March For Our Lives and the gun control debate are leaving Black children behind
Non-Black activists are not listening to Black voices and it is killing us.
by Jamila Mitchell
If Black voices in a “movement” are auxiliary to everything, then it is not a “movement” that
intends to end anti-Blackness, and is certainly not meant for Black people.
Politics in America have proven that issues which affect predominantly Black people are not a priority, even in liberal social movements like March for Our Lives, because the solutions to the issues primarily impacting the lives and experiences of Black people are inherently offensive to the comfort of white people because they require us to address the violence of white supremacy.
Often, the solutions declared are replaced with more “pragmatic” (see: Hillary Clinton 2016 presidential campaign or President Obama’s entire presidency) politics that give us things like police body cams instead of restorative justice. Body cams is the answer we get when the country ignores Black voices on police brutality–more recordings of murders that they are not held accountable for.
David Hogg is a senior at Marjory Stoneman Douglas High School and one of the faces of the March For Our Lives campaign for better gun control to address the prevalence of school shootings in this country. He recently tweeted, “There is a lot of racial disparity in the way that this [shooting] is covered.”
He’s right. However, even he and his fellow activist peers of Parkland students are not listening or creating space for Black voices in their own work. Feeling underrepresented and overlooked by the coverage of the Parkland shooting and March for Our Lives, the Black students of Marjory Stoneman Douglas held their own press conference this week to combat that lack of visibility and address their concerns.
This came not long after the far more visible and celebrated Parkland students released their official manifesto which includes an egregious offense to restorative justice, especially for non-white students in public schools: Increase school security and provide “sufficient funds” for even more school resource officers.
Armed “security” personnel have been in public schools for nearly two decades at this point. As reported in a 2017 ACLU report, “Bullies In Blue: The Origins and Consequences of School Policing”, President Bill Clinton released COPS grants that provided funding to allow police departments and schools to have dedicated police officers policing students. Today, 24% of elementary schools and 42% of high schools have police officers according to the report. Within the population of schools with law enforcement, as of 2013, 51% of majority Black and Latinx schools had police officers monitoring students.
And, that’s a big problem.
It is no secret that Black students, whether in preschool, high school, or even college receive harsher punishment than non-Black students for the same violation by authorities and administration. It would probably be difficult to find any Black person who attended a public or PWI academic institution in this nation, including myself, who does not have an upsetting story of unjust and/or excessive discriminatory treatment.

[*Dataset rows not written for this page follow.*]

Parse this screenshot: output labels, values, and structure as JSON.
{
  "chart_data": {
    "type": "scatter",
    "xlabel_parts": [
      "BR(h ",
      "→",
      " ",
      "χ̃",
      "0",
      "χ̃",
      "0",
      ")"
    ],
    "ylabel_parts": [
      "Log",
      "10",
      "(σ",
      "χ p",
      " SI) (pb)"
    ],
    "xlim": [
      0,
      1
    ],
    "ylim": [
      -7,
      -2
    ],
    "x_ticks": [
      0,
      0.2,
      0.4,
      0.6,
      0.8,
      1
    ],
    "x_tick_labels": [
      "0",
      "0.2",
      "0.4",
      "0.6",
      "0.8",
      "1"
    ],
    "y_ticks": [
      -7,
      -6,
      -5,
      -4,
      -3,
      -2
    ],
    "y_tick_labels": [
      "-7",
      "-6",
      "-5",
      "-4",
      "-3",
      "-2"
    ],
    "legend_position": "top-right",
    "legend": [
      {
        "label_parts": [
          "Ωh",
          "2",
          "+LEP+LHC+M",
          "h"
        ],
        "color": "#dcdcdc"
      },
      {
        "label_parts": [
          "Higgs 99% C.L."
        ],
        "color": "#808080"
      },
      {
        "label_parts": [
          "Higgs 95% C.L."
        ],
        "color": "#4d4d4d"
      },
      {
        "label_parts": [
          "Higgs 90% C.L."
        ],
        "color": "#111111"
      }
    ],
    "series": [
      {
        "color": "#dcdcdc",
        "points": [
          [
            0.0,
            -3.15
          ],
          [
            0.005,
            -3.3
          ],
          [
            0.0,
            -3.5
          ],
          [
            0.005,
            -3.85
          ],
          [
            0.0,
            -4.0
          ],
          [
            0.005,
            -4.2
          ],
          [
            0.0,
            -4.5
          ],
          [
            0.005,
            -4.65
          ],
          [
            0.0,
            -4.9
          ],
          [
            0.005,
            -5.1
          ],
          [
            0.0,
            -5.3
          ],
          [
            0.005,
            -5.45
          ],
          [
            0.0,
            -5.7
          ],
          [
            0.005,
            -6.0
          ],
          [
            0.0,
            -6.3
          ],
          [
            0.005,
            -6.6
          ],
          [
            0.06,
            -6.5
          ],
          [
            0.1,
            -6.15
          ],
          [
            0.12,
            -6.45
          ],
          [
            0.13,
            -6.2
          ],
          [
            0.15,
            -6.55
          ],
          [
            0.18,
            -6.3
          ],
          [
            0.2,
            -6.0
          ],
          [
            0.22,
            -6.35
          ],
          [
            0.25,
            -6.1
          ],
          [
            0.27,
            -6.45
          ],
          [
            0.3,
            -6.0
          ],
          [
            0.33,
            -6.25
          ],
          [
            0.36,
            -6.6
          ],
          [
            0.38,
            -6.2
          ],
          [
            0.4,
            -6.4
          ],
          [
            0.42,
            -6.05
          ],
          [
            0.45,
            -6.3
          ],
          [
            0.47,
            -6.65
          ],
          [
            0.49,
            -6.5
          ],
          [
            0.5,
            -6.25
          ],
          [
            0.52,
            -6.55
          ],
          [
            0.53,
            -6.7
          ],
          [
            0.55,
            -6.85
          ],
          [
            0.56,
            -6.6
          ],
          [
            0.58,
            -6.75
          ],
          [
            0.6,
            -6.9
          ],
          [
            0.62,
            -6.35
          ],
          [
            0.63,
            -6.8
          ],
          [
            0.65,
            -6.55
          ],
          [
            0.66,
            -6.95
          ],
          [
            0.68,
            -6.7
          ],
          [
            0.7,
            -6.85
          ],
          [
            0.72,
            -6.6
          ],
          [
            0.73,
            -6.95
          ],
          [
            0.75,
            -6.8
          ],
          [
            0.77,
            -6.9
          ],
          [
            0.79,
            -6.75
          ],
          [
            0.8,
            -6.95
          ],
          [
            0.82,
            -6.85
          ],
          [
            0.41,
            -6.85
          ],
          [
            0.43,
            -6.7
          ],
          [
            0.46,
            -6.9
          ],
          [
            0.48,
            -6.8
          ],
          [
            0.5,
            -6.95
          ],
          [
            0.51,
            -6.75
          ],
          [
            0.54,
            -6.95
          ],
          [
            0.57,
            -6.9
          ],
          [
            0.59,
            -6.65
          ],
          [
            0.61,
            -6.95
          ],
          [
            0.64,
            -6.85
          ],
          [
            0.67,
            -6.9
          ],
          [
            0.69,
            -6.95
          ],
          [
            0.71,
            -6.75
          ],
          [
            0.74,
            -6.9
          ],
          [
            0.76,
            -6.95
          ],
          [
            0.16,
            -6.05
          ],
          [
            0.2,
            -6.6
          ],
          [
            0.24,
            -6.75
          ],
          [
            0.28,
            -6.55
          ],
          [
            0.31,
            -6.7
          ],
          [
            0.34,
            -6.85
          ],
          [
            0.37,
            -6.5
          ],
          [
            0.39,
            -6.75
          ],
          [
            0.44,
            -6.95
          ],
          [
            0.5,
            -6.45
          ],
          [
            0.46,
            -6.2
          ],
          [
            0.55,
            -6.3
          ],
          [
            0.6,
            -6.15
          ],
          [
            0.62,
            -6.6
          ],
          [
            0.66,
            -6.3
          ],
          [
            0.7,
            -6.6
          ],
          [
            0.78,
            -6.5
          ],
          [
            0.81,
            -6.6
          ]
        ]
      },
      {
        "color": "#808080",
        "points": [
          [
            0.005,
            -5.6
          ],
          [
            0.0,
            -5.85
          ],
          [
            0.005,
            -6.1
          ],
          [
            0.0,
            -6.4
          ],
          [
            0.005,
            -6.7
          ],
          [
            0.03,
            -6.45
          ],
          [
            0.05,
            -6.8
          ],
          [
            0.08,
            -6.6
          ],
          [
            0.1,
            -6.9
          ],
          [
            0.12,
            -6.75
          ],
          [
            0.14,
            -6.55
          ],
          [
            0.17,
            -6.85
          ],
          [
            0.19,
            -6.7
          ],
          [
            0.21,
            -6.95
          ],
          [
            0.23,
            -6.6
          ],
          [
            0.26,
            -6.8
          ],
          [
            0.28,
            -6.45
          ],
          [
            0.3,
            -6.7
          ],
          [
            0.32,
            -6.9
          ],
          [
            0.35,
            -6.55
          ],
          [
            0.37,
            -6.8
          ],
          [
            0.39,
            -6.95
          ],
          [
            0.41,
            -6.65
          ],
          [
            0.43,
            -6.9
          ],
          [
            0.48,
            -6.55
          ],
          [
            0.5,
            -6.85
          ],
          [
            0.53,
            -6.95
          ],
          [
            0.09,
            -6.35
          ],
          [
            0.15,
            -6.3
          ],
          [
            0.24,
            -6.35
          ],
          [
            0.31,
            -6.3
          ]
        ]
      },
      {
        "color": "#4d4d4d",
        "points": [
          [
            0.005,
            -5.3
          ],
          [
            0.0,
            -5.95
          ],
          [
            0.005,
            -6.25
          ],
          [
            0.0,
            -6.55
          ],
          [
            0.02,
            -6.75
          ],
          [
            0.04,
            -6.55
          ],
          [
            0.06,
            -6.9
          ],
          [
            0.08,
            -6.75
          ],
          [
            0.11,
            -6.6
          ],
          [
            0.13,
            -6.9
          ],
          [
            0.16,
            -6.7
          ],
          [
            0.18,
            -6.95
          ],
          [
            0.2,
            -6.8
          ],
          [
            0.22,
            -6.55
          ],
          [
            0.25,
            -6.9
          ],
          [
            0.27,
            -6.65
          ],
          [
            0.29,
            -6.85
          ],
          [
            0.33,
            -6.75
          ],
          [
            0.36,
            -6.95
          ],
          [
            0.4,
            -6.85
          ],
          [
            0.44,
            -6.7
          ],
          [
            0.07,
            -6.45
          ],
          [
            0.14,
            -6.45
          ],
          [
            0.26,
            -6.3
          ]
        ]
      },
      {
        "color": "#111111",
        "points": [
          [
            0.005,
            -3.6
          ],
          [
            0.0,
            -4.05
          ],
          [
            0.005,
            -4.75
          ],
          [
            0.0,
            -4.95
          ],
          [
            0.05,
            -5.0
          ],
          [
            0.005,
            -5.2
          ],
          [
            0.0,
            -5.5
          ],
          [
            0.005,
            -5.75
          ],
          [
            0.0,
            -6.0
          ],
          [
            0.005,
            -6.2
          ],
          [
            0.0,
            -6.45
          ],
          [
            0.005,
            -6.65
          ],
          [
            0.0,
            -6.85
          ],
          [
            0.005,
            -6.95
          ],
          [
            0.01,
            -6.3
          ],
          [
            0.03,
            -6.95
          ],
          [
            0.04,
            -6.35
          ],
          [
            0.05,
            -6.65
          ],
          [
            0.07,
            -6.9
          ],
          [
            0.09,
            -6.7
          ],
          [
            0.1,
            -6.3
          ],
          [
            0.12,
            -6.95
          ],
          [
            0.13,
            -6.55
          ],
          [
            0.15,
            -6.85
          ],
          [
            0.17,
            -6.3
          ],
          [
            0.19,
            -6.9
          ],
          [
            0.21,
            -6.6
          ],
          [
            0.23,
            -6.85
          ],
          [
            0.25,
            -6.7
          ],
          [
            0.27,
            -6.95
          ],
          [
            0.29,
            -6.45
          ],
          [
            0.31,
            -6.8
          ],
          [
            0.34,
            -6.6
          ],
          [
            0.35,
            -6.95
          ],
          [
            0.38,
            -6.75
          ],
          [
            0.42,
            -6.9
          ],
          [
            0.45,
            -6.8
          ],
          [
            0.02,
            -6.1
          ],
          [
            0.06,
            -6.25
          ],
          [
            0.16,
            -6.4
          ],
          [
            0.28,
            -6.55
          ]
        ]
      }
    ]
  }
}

We’ve routinely witnessed instances like the 2014 state murder of unarmed teenager Mike Brown. Darren Wilson, the officer who murdered Brown, described the boy’s face as looking like “a demon”. This kind of sentiment about Black boys and men is not an anomaly. In a 2009 study, 40% of white respondents said that they think “almost all” Black men are violent.
Black people do not want more police officers watching their children.
Yet, within this gun control movement, privileged non-Black influencers are ignoring the wisdom of Black influencers while also asking us to fill seats for their show. Black voices are often commoditized when non-Black people want numbers and to give the appearance of diversity, and that seems to be the case in this instance.
This isn’t new politics. Both the Democratic and Republican parties often hire Black professionals to attract Black voters, while white wealthy shareholders lead the agenda. In 2016, the Democratic Party added Black Lives Matter-inspired themes to their platform such as “criminal justice reform”. Simultaneously, they led a national “Center-Right” presidential campaign attempting to appeal to white voters. It’s a racist and insincere “diversity” tactic that intentionally squelches the full agenda of Black politics in favor of status quo establishment politics that is more palatable for white people, and thus maintains white supremacy.
Non-Black activists are not listening to Black voices and it is killing us. Diversity is not justice.
In the March For Our Lives, we are seeing Black bodies and even a few Black speakers among the numbers of those participating in the rallies for gun regulation across the country. Still, the narrative, the coverage, the social responses, and the policies throughout the liberal March For Our Lives politic is absent of the restorative solutions for which Black people have been advocating to create a better country for everyone.
This politic, and any politic, where Black people do not have needed and deserved visibility is a politic that will ultimately serve to maintain white supremacy and state violence.
Jamila Mitchell is a writer that comes from across the disciplines of business management, non-profit development, and community organizing. Educated in economics and business management at the Milwaukee School of Engineering Rader School of Business, Jamila has used her knowledge assets on neoclassical economics as an advocate and grant writer for various causes such as mental health treatment. She has worked on numerous political campaigns including the Fight For $15 pro-union national campaign, voter rights, and various President Obama’s 2012 re-election campaign.